Das drängendste innenpolitische Problem ist die stetig wachsende Arbeitslosigkeit. Sie liegt bei 14, die Jugendarbeitslosigkeit bei 46 Prozent. Bislang setzt die Regierung auf die Ausweitung prekärer Beschäftigung durch immer mehr befristete Arbeitsverträge. Das schönt die Statistik, ändert aber nichts an der Verarmung grosser Bevölkerungsteile, vor allem im Süden des Lands.

Vergleichsweise erfolgreich ist Renzi bei der Reform der Institutionen. Mit Silvio Berlusconi hat er sich auf die Einführung eines neuen Wahlrechts geeinigt, das kleinere Parteien krass benachteiligt. In seiner bisherigen Form abgeschafft werden soll der Senat, die zweite Kammer des Parlaments. Das schwächt die parlamentarische Kontrolle der Exekutive, nützt aber der Regierbarkeit – ganz im Sinn der von Renzi beschworenen neuen Grundwerte Effizienz und Tempo. Damit soll Italien zum Modell auch für andere Länder und zum Motor für ein besseres Europa werden.

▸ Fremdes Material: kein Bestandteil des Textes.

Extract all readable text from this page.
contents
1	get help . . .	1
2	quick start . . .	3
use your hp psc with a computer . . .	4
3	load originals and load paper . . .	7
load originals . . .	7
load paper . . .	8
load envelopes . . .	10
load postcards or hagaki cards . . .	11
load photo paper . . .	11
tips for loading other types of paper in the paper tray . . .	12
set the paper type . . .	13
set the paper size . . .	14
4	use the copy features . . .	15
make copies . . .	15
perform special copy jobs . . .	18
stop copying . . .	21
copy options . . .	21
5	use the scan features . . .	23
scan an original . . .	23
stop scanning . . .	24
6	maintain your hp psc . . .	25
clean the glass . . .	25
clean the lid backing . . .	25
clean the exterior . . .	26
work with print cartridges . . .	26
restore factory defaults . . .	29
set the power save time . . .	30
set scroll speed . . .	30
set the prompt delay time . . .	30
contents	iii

Sichtbar sind davon bislang nicht einmal Ansätze. Auch im nun begonnenen italienischen Semester geht es in der EU weiter wie bisher, nicht zuletzt an deren Aussengrenzen: Das Frontex-Regime zur Flüchtlingsabwehr soll, wie von Renzi in Ypern gefordert, noch verstärkt werden. Dagegen hatte auch die deutsche Kanzlerin nichts einzuwenden.